About Post Traumatic Stress Disorder
Post Traumatic Stress Disorder refers to any severe anxiety that follows a psychologically traumatic event. It is commonly associated with military personnel and others in high risk, high stress professions, but it can follow any event that presents a grave threat to life, health or personhood. Post Traumatic Stress Disorder (PTSD) typically includes reliving the traumatic event through flashbacks or nightmares, as well as intense arousal from stimuli that recall the trauma and an attempt to avoid those stimuli. Symptoms in teens may also include aggression or withdrawal from friends and activities.

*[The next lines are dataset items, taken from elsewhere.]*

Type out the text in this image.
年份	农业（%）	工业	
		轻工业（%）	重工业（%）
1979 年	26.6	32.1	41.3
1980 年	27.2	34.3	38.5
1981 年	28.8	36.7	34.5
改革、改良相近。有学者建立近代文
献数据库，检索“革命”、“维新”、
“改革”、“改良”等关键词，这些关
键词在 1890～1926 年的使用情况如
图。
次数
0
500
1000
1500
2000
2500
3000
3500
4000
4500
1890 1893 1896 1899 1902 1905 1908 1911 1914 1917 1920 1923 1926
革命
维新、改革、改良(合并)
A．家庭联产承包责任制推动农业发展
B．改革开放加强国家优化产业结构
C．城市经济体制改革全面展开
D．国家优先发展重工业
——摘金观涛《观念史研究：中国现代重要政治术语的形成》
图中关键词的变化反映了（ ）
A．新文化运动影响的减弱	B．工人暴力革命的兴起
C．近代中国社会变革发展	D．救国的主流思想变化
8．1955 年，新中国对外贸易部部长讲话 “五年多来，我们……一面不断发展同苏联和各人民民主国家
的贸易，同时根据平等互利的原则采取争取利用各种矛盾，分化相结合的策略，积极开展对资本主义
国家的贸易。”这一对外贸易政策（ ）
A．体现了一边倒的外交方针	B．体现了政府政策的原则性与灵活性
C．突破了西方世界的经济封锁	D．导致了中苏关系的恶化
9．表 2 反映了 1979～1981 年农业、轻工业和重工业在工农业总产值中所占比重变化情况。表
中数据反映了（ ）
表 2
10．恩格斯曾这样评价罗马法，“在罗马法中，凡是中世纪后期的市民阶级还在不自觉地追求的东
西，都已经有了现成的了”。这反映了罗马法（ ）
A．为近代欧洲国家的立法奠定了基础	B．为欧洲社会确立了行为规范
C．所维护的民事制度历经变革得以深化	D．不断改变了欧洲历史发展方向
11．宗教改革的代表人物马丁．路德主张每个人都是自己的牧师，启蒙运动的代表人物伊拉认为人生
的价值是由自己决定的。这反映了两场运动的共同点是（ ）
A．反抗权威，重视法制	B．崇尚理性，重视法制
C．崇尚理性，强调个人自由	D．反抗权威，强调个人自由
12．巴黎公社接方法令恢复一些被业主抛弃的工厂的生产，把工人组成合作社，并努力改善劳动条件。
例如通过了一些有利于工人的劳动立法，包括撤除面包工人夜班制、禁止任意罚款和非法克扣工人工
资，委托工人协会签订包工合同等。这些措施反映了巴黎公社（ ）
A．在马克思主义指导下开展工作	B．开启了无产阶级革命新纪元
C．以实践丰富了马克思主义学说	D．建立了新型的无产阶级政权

Diagnosis requires that these symptoms last more than a month and cause significant impairment to normal function. Even “lesser” traumas such a bullying or physical abuse can trigger the stress disorder. Traumatic events that took place at a young age may be recalled later, with symptoms of PTSD beginning long after the fact.

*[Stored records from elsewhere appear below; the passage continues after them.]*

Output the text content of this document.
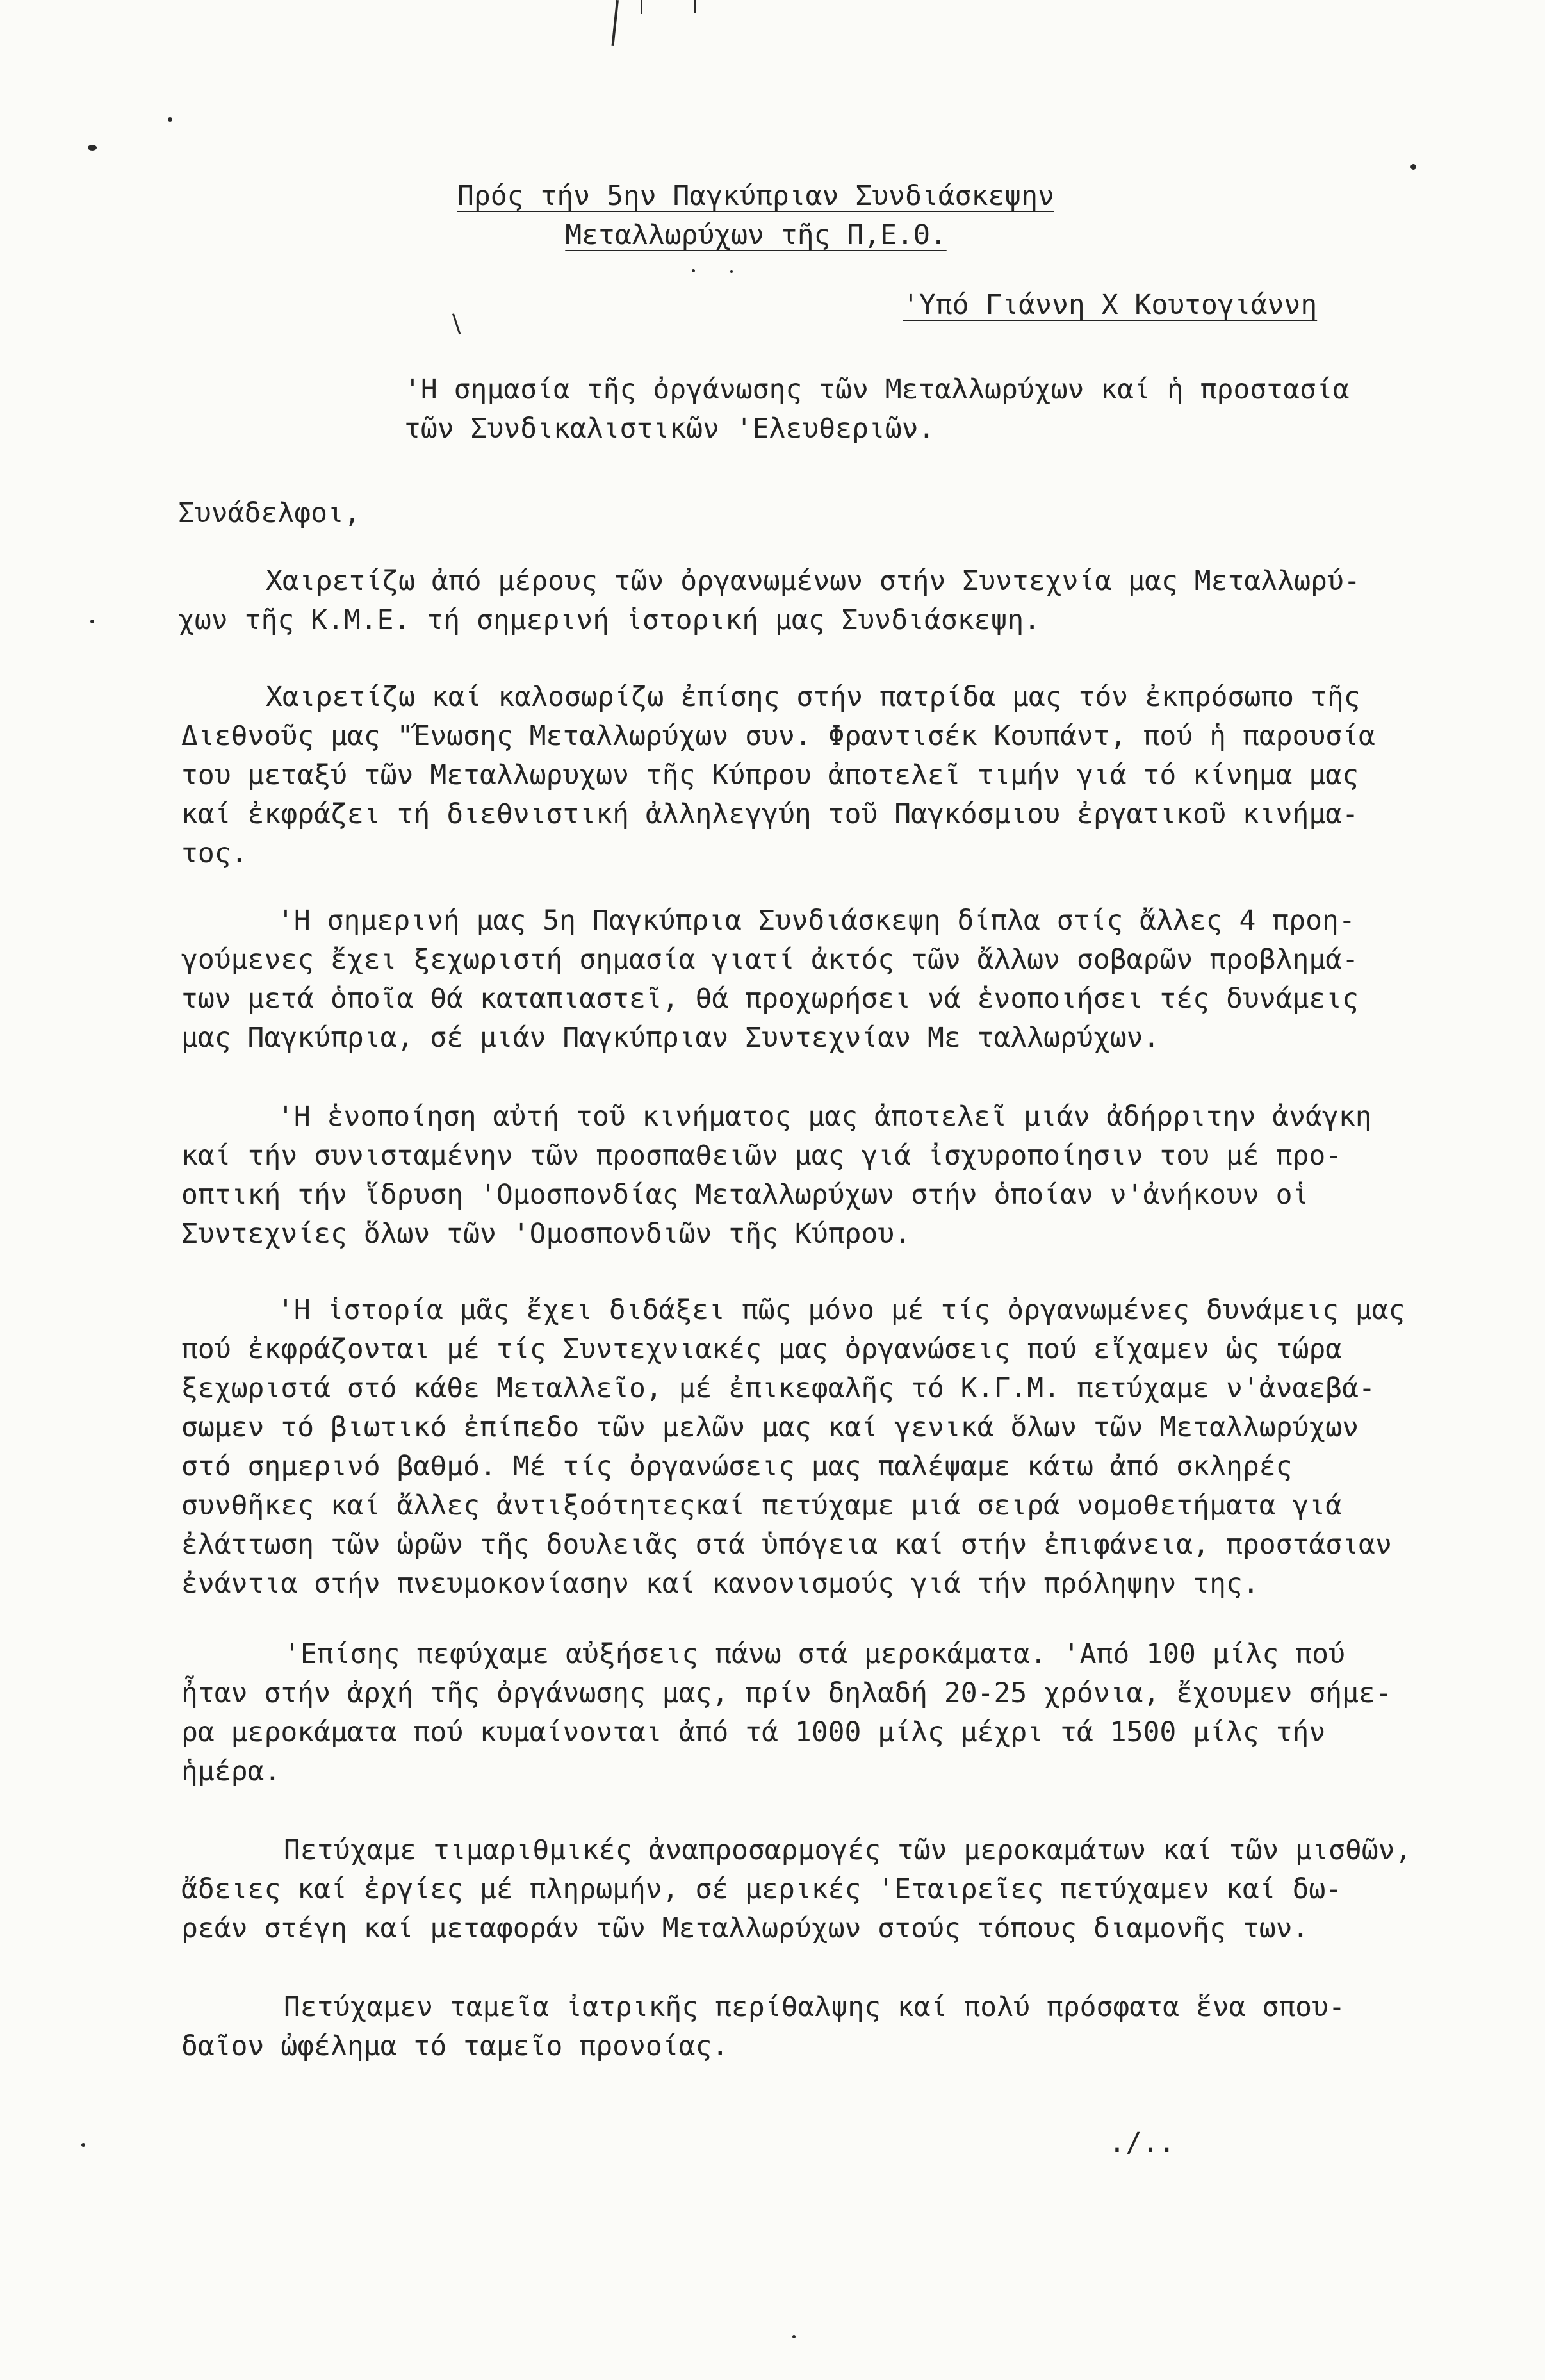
Πρός τήν 5ην Παγκύπριαν Συνδιάσκεψην
Μεταλλωρύχων τῆς Π,Ε.Θ.
'Υπό Γιάννη Χ Κουτογιάννη
'Η σημασία τῆς ὀργάνωσης τῶν Μεταλλωρύχων καί ἡ προστασία
τῶν Συνδικαλιστικῶν 'Ελευθεριῶν.
Συνάδελφοι,
Χαιρετίζω ἀπό μέρους τῶν ὀργανωμένων στήν Συντεχνία μας Μεταλλωρύ-
χων τῆς Κ.Μ.Ε. τή σημερινή ἱστορική μας Συνδιάσκεψη.
Χαιρετίζω καί καλοσωρίζω ἐπίσης στήν πατρίδα μας τόν ἐκπρόσωπο τῆς
Διεθνοῦς μας "Ένωσης Μεταλλωρύχων συν. Φραντισέκ Κουπάντ, πού ἡ παρουσία
του μεταξύ τῶν Μεταλλωρυχων τῆς Κύπρου ἀποτελεῖ τιμήν γιά τό κίνημα μας
καί ἐκφράζει τή διεθνιστική ἀλληλεγγύη τοῦ Παγκόσμιου ἐργατικοῦ κινήμα-
τος.
'Η σημερινή μας 5η Παγκύπρια Συνδιάσκεψη δίπλα στίς ἄλλες 4 προη-
γούμενες ἔχει ξεχωριστή σημασία γιατί ἀκτός τῶν ἄλλων σοβαρῶν προβλημά-
των μετά ὁποῖα θά καταπιαστεῖ, θά προχωρήσει νά ἑνοποιήσει τές δυνάμεις
μας Παγκύπρια, σέ μιάν Παγκύπριαν Συντεχνίαν Με ταλλωρύχων.
'Η ἑνοποίηση αὐτή τοῦ κινήματος μας ἀποτελεῖ μιάν ἀδήρριτην ἀνάγκη
καί τήν συνισταμένην τῶν προσπαθειῶν μας γιά ἰσχυροποίησιν του μέ προ-
οπτική τήν ἵδρυση 'Ομοσπονδίας Μεταλλωρύχων στήν ὁποίαν ν'ἀνήκουν οἱ
Συντεχνίες ὅλων τῶν 'Ομοσπονδιῶν τῆς Κύπρου.
'Η ἱστορία μᾶς ἔχει διδάξει πῶς μόνο μέ τίς ὀργανωμένες δυνάμεις μας
πού ἐκφράζονται μέ τίς Συντεχνιακές μας ὀργανώσεις πού εἴχαμεν ὡς τώρα
ξεχωριστά στό κάθε Μεταλλεῖο, μέ ἐπικεφαλῆς τό Κ.Γ.Μ. πετύχαμε ν'ἀναεβά-
σωμεν τό βιωτικό ἐπίπεδο τῶν μελῶν μας καί γενικά ὅλων τῶν Μεταλλωρύχων
στό σημερινό βαθμό. Μέ τίς ὀργανώσεις μας παλέψαμε κάτω ἀπό σκληρές
συνθῆκες καί ἄλλες ἀντιξοότητεςκαί πετύχαμε μιά σειρά νομοθετήματα γιά
ἐλάττωση τῶν ὡρῶν τῆς δουλειᾶς στά ὑπόγεια καί στήν ἐπιφάνεια, προστάσιαν
ἐνάντια στήν πνευμοκονίασην καί κανονισμούς γιά τήν πρόληψην της.
'Επίσης πεφύχαμε αὐξήσεις πάνω στά μεροκάματα. 'Από 100 μίλς πού
ἦταν στήν ἀρχή τῆς ὀργάνωσης μας, πρίν δηλαδή 20-25 χρόνια, ἔχουμεν σήμε-
ρα μεροκάματα πού κυμαίνονται ἀπό τά 1000 μίλς μέχρι τά 1500 μίλς τήν
ἡμέρα.
Πετύχαμε τιμαριθμικές ἀναπροσαρμογές τῶν μεροκαμάτων καί τῶν μισθῶν,
ἄδειες καί ἐργίες μέ πληρωμήν, σέ μερικές 'Εταιρεῖες πετύχαμεν καί δω-
ρεάν στέγη καί μεταφοράν τῶν Μεταλλωρύχων στούς τόπους διαμονῆς των.
Πετύχαμεν ταμεῖα ἰατρικῆς περίθαλψης καί πολύ πρόσφατα ἕνα σπου-
δαῖον ὠφέλημα τό ταμεῖο προνοίας.
./..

Because Post Traumatic Stress Disorder is primarily event dependent (though there can be genetic factors that worsen the condition), treatment begins with understanding the root cause of the stress disorder. A therapist will help the teen talk through memories of the event and reduce the stress associated with those memories, meanwhile providing comfort and reassurance about ongoing fears resulting from the event. Many studies indicate that group therapy may be more helpful than individual therapy in reducing the effects of post traumatic stress. Medications, including anti-depressants and anti-convulsants are sometimes used, but typically play a more minor role in treatment.

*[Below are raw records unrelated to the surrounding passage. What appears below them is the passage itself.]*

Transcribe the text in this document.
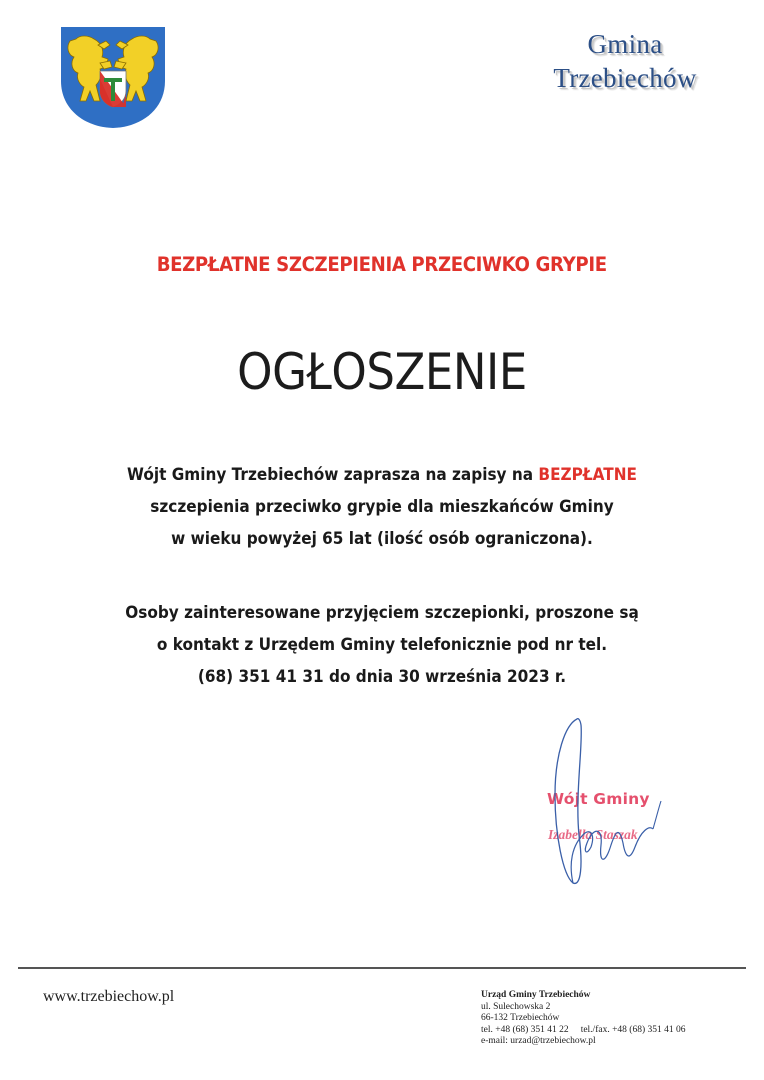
Gmina
Trzebiechów
BEZPŁATNE SZCZEPIENIA PRZECIWKO GRYPIE
OGŁOSZENIE
Wójt Gminy Trzebiechów zaprasza na zapisy na BEZPŁATNE
szczepienia przeciwko grypie dla mieszkańców Gminy
w wieku powyżej 65 lat (ilość osób ograniczona).
Osoby zainteresowane przyjęciem szczepionki, proszone są
o kontakt z Urzędem Gminy telefonicznie pod nr tel.
(68) 351 41 31 do dnia 30 września 2023 r.
Wójt Gminy
Izabella Staszak
www.trzebiechow.pl	Urząd Gminy Trzebiechów
ul. Sulechowska 2
66-132 Trzebiechów
tel. +48 (68) 351 41 22 tel./fax. +48 (68) 351 41 06
e-mail: urzad@trzebiechow.pl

Because of the repeated nature of episodes of Post Traumatic Stress Disorder, parents of teens who have suffered a traumatic experience are encouraged to begin treatment as quickly as possible. Some studies have indicated that early intervention, including psychological debriefing, can lessen or even prevent the onset of PTSD. Parents of children and teens with PTSD are typically involved in treatment in order to teach coping mechanisms that can help them help their teen.